An eight-mile wall of prehistoric rock art featuring animals and humans has been discovered in the Amazonian rainforest after it was created up to 12,500 years ago. 

The historical artwork, which is now being called the 'Sistine Chapel of the ancients', was uncovered on cliff faces last year in the Chiribiquete National Park, Columbia, by a British-Columbian team of archaeologists funded by the European Research Council.

The date of the paintings has been based on the portrayal of extinct animals from the ice age such as the mastodon - a prehistoric relative of the elephant which hasn't been seen in South America for at least 12,000 years. 

There are also depictions of palaeolama - an extinct member of the camel family, as well as giant sloths and ice age horses. 

Human handprints can also be seen. In the Amazon most native tribes are believed to be descendants of the first Siberian wave of migrants who are thought to have crossed the Bering Land Bridge up to 17,000 years ago.

During the ice age this land bridge stayed relatively untouched because snowfall was very light.

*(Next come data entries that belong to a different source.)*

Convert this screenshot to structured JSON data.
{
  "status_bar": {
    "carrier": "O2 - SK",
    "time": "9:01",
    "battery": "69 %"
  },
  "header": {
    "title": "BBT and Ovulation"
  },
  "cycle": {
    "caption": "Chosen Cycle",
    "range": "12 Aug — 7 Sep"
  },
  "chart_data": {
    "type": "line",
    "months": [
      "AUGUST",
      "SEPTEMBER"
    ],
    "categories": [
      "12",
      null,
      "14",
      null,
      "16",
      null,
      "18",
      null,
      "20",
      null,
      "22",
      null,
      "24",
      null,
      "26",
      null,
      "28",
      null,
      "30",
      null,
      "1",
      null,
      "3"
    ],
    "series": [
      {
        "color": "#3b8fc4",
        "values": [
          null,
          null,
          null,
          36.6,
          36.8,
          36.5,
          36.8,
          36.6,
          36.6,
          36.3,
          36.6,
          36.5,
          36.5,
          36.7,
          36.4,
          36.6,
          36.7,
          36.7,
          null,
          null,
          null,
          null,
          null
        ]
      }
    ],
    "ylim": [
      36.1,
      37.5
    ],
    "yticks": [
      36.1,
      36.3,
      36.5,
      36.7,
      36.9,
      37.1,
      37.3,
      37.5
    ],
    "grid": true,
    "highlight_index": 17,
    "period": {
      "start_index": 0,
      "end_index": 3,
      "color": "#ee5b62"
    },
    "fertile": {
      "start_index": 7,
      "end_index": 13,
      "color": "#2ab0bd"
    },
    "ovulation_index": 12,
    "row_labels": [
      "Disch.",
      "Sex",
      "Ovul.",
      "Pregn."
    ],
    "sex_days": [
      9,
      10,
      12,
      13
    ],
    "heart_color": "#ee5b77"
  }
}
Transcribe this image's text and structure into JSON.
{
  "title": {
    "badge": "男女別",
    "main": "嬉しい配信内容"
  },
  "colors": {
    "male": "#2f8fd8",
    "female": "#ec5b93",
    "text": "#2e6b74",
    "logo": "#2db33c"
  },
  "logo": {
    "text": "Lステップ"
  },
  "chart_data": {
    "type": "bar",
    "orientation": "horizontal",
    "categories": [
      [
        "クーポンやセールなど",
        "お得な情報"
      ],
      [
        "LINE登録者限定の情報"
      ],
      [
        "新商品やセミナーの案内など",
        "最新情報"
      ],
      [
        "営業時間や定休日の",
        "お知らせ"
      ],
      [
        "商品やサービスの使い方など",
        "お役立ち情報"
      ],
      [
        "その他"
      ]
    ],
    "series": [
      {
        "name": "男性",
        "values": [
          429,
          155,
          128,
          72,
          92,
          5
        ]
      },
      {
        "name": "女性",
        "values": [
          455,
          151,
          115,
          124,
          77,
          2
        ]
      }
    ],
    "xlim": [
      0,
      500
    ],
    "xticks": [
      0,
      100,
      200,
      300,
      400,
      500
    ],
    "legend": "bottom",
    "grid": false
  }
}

It stretched for hundreds of kilometres into the continents on either side so provided a way for people to cross into different areas. 

Although it is unclear exactly which tribe created the paintings, there are two main indigenous tribes of the Amazon which are believed to have been around for thousands of years - the Yanomami and the Kayapo.

The first report of the Yanomami, who live between the borders of Brazil and Venezuela, was in 1759 when a Spanish explorer found a chief of another tribe who mentioned them.